朝7時、農場のスタッフは、天日乾燥場の脇にある事務所に集まる。そこで、その日に行う作業の内容や場所を指示するのは68歳の現場監督、ニーノだ。
ジャカランダ農場で生まれたニーノは、8歳のときに父を亡くした。コーヒー栽培の仕事を続ける母に育てられ、ニーノはカルロスの父イザウチーノが経営していたセーハ・ネグラ農場で、コーヒー栽培の仕事を始めた。カルロスは幼いころのニーノを覚えている。
近代農業へと移り変わる時代のなかで、農場主がイザウチーノからカルロスに変わった後も、ニーノはコーヒー樹を見守り続けている。86ヘクタールのコーヒー園を馬で歩きながら、土や葉、コーヒーの実の状態を観察し、カルロスに伝える。この報告を参考にしてカルロスが立てた計画をスタッフに伝えて実行するのが現場監督ニーノの仕事だ。

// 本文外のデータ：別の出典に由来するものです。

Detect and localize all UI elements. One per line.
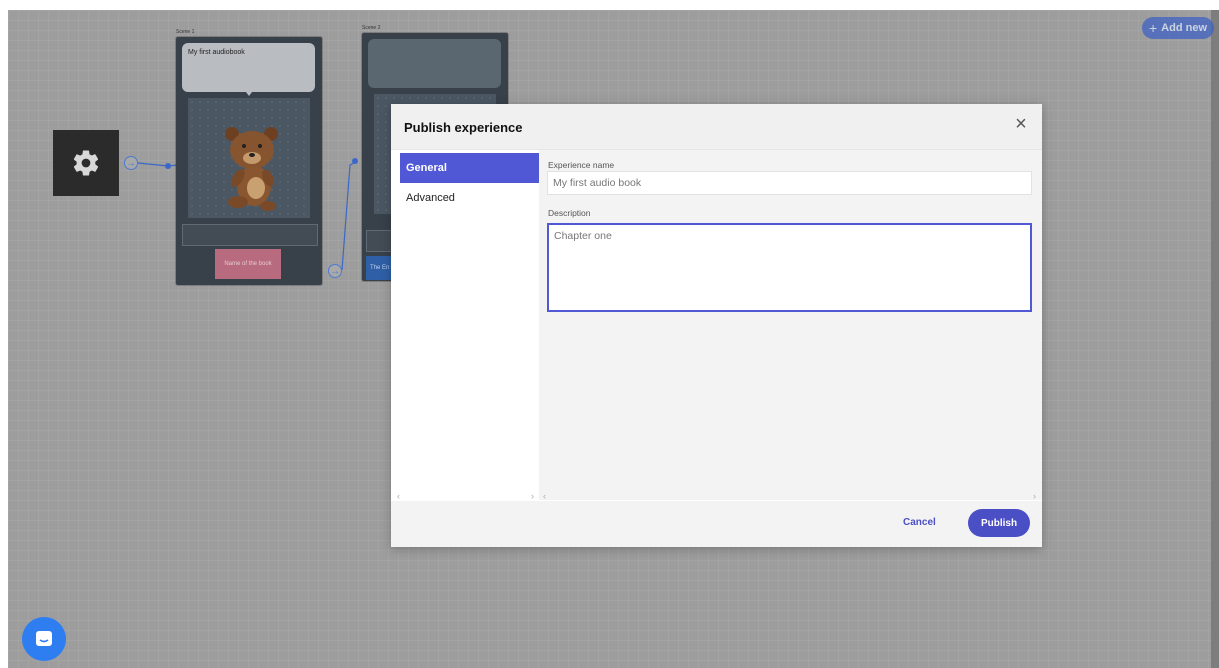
dialog-header: Publish experience × (391, 104, 1042, 150)
scene-choice-label: The En (370, 265, 390, 271)
scene-text-box (182, 224, 318, 246)
close-icon[interactable]: × (1011, 114, 1031, 134)
dialog-title: Publish experience (404, 120, 523, 135)
publish-dialog: Publish experience × General Advanced Ex… (391, 104, 1042, 547)
chat-launcher-button[interactable] (22, 617, 66, 661)
description-label: Description (548, 208, 591, 218)
publish-button[interactable]: Publish (968, 509, 1030, 537)
speech-bubble: My first audiobook (182, 43, 315, 92)
nav-scroll-left-icon[interactable]: ‹ (397, 491, 400, 501)
input-dot[interactable] (165, 163, 171, 169)
input-dot[interactable] (352, 158, 358, 164)
teddy-bear-image (225, 127, 278, 211)
output-port-icon[interactable]: → (328, 264, 342, 278)
bubble-tail (246, 92, 252, 96)
tab-general[interactable]: General (400, 153, 539, 183)
content-scroll-right-icon[interactable]: › (1033, 491, 1036, 501)
scene-image (188, 98, 310, 218)
scene-choice-label: Name of the book (224, 261, 272, 267)
output-port-icon[interactable]: → (124, 156, 138, 170)
tab-general-label: General (406, 162, 447, 174)
experience-name-label: Experience name (548, 160, 615, 170)
cancel-button[interactable]: Cancel (903, 517, 936, 528)
speech-bubble (368, 39, 501, 88)
experience-name-input[interactable] (547, 171, 1032, 195)
tab-advanced-label: Advanced (406, 192, 455, 204)
description-textarea[interactable]: Chapter one (547, 223, 1032, 312)
bubble-text: My first audiobook (188, 49, 245, 56)
tab-advanced[interactable]: Advanced (400, 183, 539, 213)
content-scroll-left-icon[interactable]: ‹ (543, 491, 546, 501)
scene-label: Scene 1 (176, 29, 195, 35)
scene-choice-button[interactable]: Name of the book (215, 249, 281, 279)
scene-label: Scene 2 (362, 25, 381, 31)
dialog-footer: Cancel Publish (391, 501, 1042, 547)
dialog-content: Experience name Description Chapter one (539, 150, 1042, 500)
scene-card[interactable]: My first audiobook Name of the book (176, 37, 322, 285)
nav-scroll-right-icon[interactable]: › (531, 491, 534, 501)
dialog-nav: General Advanced (391, 150, 539, 500)
chat-icon (36, 631, 52, 646)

ニーノはコーヒーの有機栽培については、「とても難しいね。たくさん収穫できれば嬉しいし、少なければ落ち込むよ。化学肥料を使っていた頃はまだ簡単にできてたけど・・・。何より、草をしっかり刈り取ることが大事」と語る。
11人の子どもを授かったが、今は皆、巣立って行き、現在は妻アリッセ(63)との2人暮らし。30羽ほどの鶏、豚の親子、1頭の牛が家の回りを賑わしている。